NVDIMM Device and Persistent Memory development
 help / color / mirror / Atom feed
From: Mathieu Desnoyers <mathieu.desnoyers@efficios.com>
To: Dan Williams <dan.j.williams@intel.com>,
	Arnd Bergmann <arnd@arndb.de>, Dave Chinner <david@fromorbit.com>
Cc: linux-kernel@vger.kernel.org,
	Andrew Morton <akpm@linux-foundation.org>,
	Linus Torvalds <torvalds@linux-foundation.org>,
	linux-mm@kvack.org, linux-arch@vger.kernel.org,
	Vishal Verma <vishal.l.verma@intel.com>,
	Dave Jiang <dave.jiang@intel.com>,
	Matthew Wilcox <willy@infradead.org>,
	Russell King <linux@armlinux.org.uk>,
	nvdimm@lists.linux.dev, linux-cxl@vger.kernel.org,
	linux-fsdevel@vger.kernel.org, dm-devel@lists.linux.dev
Subject: Re: [RFC PATCH v3 2/4] dax: Check for data cache aliasing at runtime
Date: Fri, 2 Feb 2024 15:02:50 -0500	[thread overview]
Message-ID: <5e838147-524c-40e5-b106-e388bf4e549b@efficios.com> (raw)
In-Reply-To: <65bd457460fb1_719322942@dwillia2-mobl3.amr.corp.intel.com.notmuch>

On 2024-02-02 14:41, Dan Williams wrote:
> Mathieu Desnoyers wrote:
>> On 2024-02-02 12:37, Dan Williams wrote:
>>> Mathieu Desnoyers wrote:
>> [...]
>>>>
>>>
>>>> The alternative route I intend to take is to audit all callers
>>>> of alloc_dax() and make sure they all save the alloc_dax() return
>>>> value in a struct dax_device * local variable first for the sake
>>>> of checking for IS_ERR().

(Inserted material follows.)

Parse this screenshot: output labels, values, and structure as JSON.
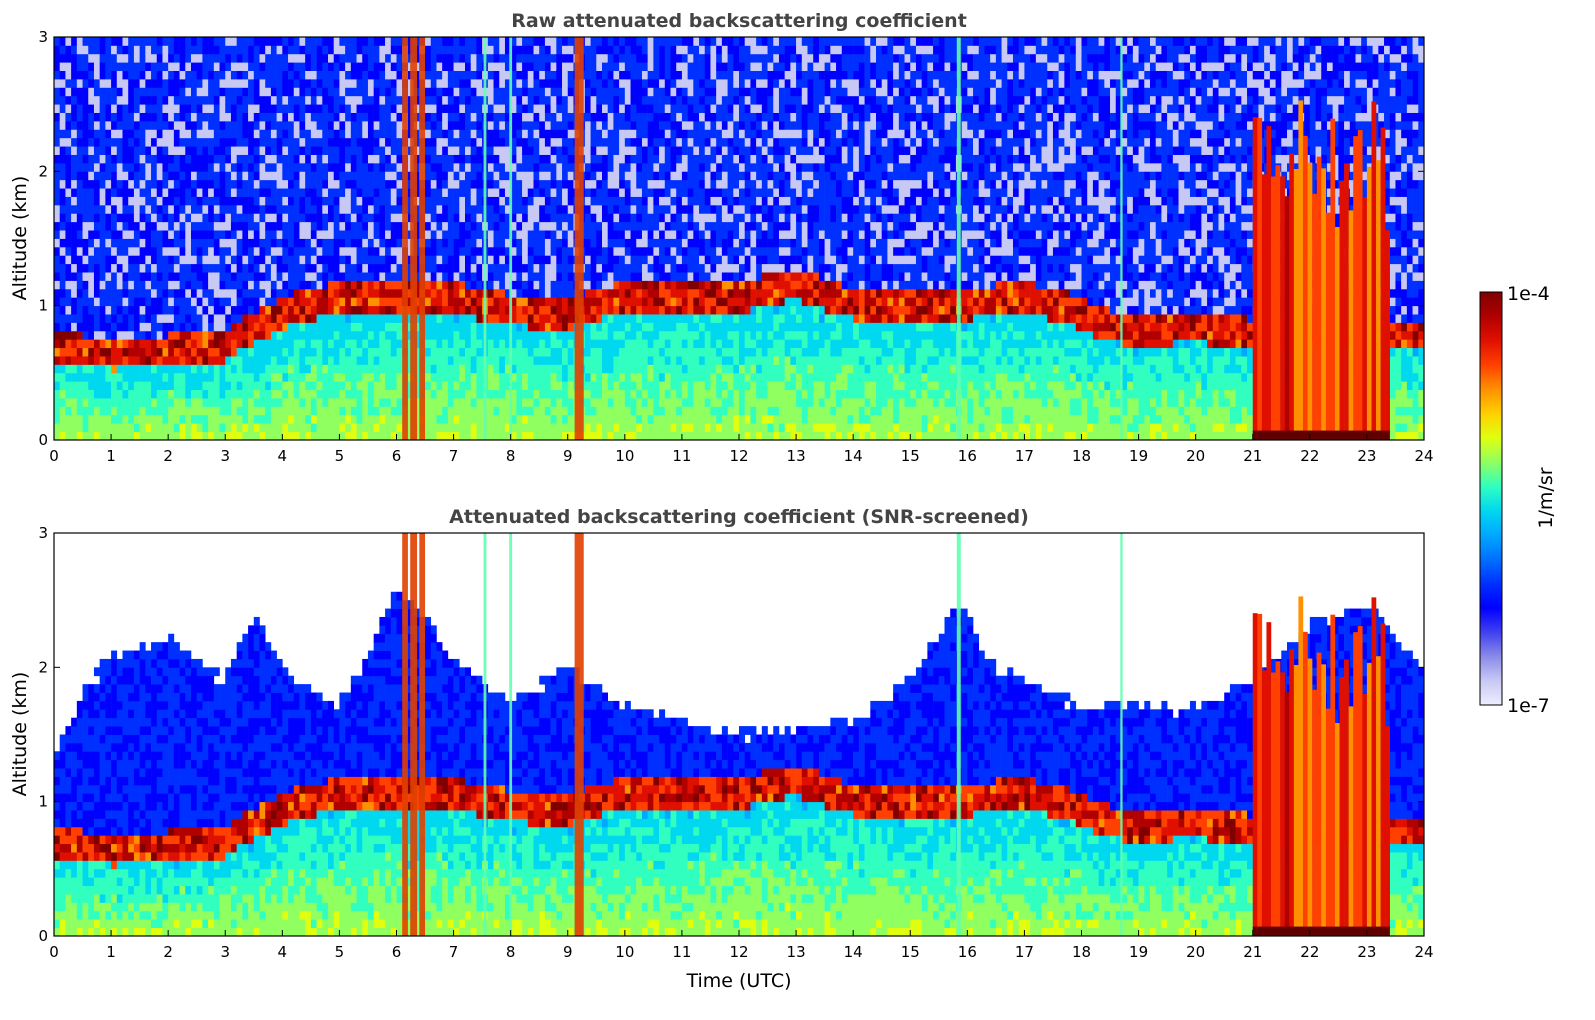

This will leave the xyz->dax_dev pointer
>>>> initialized to NULL in the error case and simplify the rest of
>>>> error checking.
>>>
>>> I could maybe get on board with that, but it needs a comment somewhere
>>> about the asymmetric subtlety.
>>
>> Is this "somewhere" at every alloc_dax() call site, or do you have
>> something else in mind ?
> 
> At least kill_dax() should mention the asymmetry I think.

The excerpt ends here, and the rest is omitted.